ZEIT ONLINE: Herr Handwerg, Sie sind selbst Pilot. Können Sie eine Maschine verschwinden lassen?

Jörg Handwerg: Ein Flugzeug kann nicht unsichtbar werden. Wir Piloten haben zwar das Sekundärradar, den Transponder, an Bord. Das können wir natürlich ausschalten. So etwas wie das elektronische ACARS, das die Systemdaten des Flugzeugs an die Bodenstationen schickt, schaltet man normalerweise nicht ab. Der Pilot könnte dies aber.

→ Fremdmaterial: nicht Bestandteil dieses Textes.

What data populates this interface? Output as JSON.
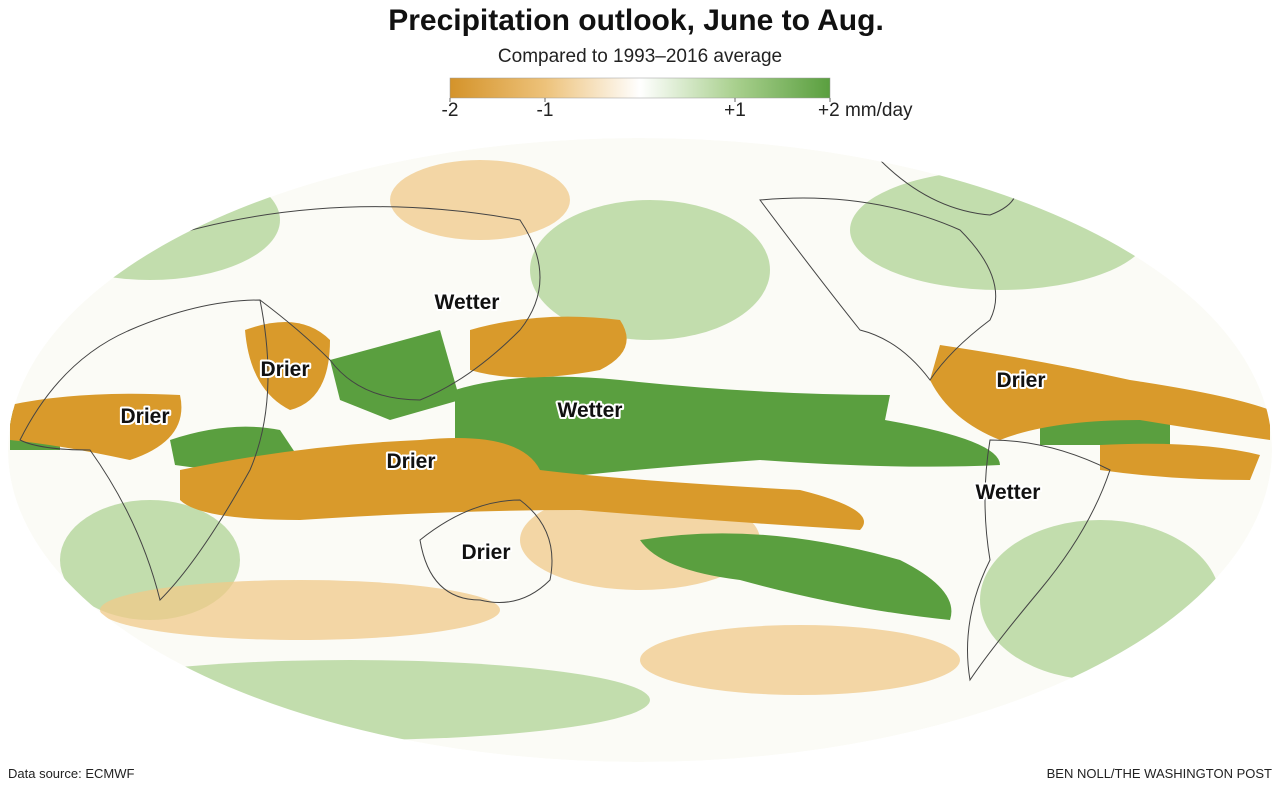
{
  "header": {
    "title": "Precipitation outlook, June to Aug.",
    "subtitle": "Compared to 1993–2016 average"
  },
  "legend": {
    "lim": [
      -2,
      2
    ],
    "ticks": [
      -2,
      -1,
      {
        "value": 1,
        "label": "+1"
      },
      {
        "value": 2,
        "label": "+2 mm/day"
      }
    ]
  },
  "labels": [
    "Wetter",
    "Drier",
    "Drier",
    "Drier",
    "Wetter",
    "Drier",
    "Drier",
    "Wetter"
  ],
  "footer": {
    "source": "Data source: ECMWF",
    "credit": "BEN NOLL/THE WASHINGTON POST"
  }
}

Doch selbst wenn der Pilot Transponder und ACARS abstellen würde, gibt es immer noch den Primärradar, und der ist völlig unabhängig vom Pilot. Komplett verschwinden kann man nur, wenn man das Radar unterfliegt.

ZEIT ONLINE: Also ist es doch möglich?

Handwerg: Die Vorstellung, dass jemand länger das Radar unterfliegt, ist unrealistisch. Die großen Verkehrsflugzeuge sind dafür nicht gebaut. Je nach Gebiet muss man wirklich sehr weit runter, auf vielleicht Hundert Meter über dem Boden. Kampfflugzeuge haben einen Autopiloten, der schnell genug reagiert, um nicht am nächsten Hindernis kleben zu bleiben. Das haben wir in Verkehrsflugzeugen nicht. Außerdem bliebe es kaum unbemerkt, wenn Sie mit einer großen Passagiermaschine über bewohntem Gebiet fliegen würden. Das ist so laut, da würde jeder sofort nach oben blicken und sich fragen, was denn da gerade passiert. Sofort würde jemand bei der Polizei anrufen: Da stimmt was nicht.

ZEIT ONLINE: Warum gibt es dann die Möglichkeit, Transponder und ACARS einfach abzuschalten?

Handwerg: Das hat mit der technischen Sicherheit zu tun. Alle Geräte an Bord sind mit einer Sicherung versehen. Wenn es mal zu einem Kurzschluss kommt, muss es diese Sicherung geben, damit es nicht zum Brand kommt. Und am Boden, in der Parkposition, wird der Transponder generell ausgeschaltet, weil er mit seinen Signalen nur die Flugsicherung stören würde.

ZEIT ONLINE: Haben die Piloten der verschwundenen malaysischen Maschine die Kommunikation selbst gekappt?

Handwerg: Das weiß kein Mensch. Das ist eine Vermutung, die inzwischen als Fakt dargestellt wird. Die Geräte können genauso gut ausgefallen sein. Selbst wenn es stimmen sollte, dass das ACARS zehn Minuten nach dem Transponder keine Signale mehr sendete, kann man davon nicht automatisch auf ein absichtliches Ausschalten durch die Piloten schließen. Außerdem soll die Maschine ja noch mehrere Stunden Funk-Signale gesendet haben. Wie das gehen soll, wenn das ACARS abgeschaltet ist, erschließt sich mir bisher nicht. Fakt ist: Vom Flughafen aus kann man nicht feststellen, ob es ausgefallen ist oder der Pilot es ausgeschaltet hat.